I appreciate the offer to produce a command line PuTTYgen. Some
digging around shows that Microsoft has some inbuilt APIs to produce
random numbers. Here's some of the info I found (sorry if this
something you've already looked into)...

In Windows, call a function such as CryptGenRandom, which has two of
the properties of a good random number generator, unpredictability and
even value distribution. This function, declared in Wincrypt.h, is
available on just about every Windows platform, including Windows 95
with Internet Explorer 3.02 or later, Windows 98, Windows Me, Windows
CE v3, Windows NT 4, Windows 2000, and Windows XP.

CryptGenRandom gets its randomness, also known as entropy, from many
sources in Windows 2000, including the following:
The current process ID (GetCurrentProcessID).
The current thread ID (GetCurrentThreadID).
The ticks since boot (GetTickCount).
The current time (GetLocalTime).
Various high-precision performance counters (QueryPerformanceCounter).
A Message Digest 4 (MD4) hash of the user's environment block, which
includes username, computer name, and search path.

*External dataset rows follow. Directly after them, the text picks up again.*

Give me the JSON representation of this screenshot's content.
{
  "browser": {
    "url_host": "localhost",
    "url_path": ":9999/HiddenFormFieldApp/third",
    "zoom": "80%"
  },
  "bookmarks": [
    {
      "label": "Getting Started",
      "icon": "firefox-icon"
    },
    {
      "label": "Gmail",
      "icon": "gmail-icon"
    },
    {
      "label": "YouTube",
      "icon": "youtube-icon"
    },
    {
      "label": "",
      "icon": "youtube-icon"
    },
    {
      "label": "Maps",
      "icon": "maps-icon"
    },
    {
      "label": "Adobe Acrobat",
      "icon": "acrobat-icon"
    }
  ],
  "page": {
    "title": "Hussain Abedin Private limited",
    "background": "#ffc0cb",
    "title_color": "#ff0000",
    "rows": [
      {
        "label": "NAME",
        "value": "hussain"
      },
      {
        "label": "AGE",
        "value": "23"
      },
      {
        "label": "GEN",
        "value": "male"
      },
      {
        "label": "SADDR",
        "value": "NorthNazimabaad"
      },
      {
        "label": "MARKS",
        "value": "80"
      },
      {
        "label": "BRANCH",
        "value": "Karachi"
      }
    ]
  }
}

High-precision internal CPU counters, such as RDTSC, RDMSR, RDPMC (x86
only-more information about these counters is at
developer.intel.com/software/idap/resources/technical_collateral/pentiumii/RDTSCPM1.HTM
<http://developer.intel.com>).

Low-level system information, such as idle time, kernel time,
interrupt times, commit limit, page read count, cache read count,
nonpaged pool allocations, alignment fixup count, operating system
lookaside information.

Such information is added to a buffer, which is hashed using MD4 and
used as the key to modify a buffer, using RC4, provided by the user.
(Refer to the CryptGenRandom documentation in the Platform SDK for
more information about the user-provided buffer.) Hence, if the user
provides additional data in the buffer, this is used as an element in
the witches brew to generate the random data. The result is a
cryptographically random number generator.
Also, note that if you plan to sell your software to the United States
federal government, you'll need to use FIPS 140-1-approved algorithms.
The default versions of CryptGenRandom in Microsoft Windows CE v3,
Windows 95, Windows 98, Windows Me, Windows 2000, and Windows XP are
FIPS-approved. Obviously FIPS-140 compliance is necessary but not
sufficient to provide a properly secure source of random data.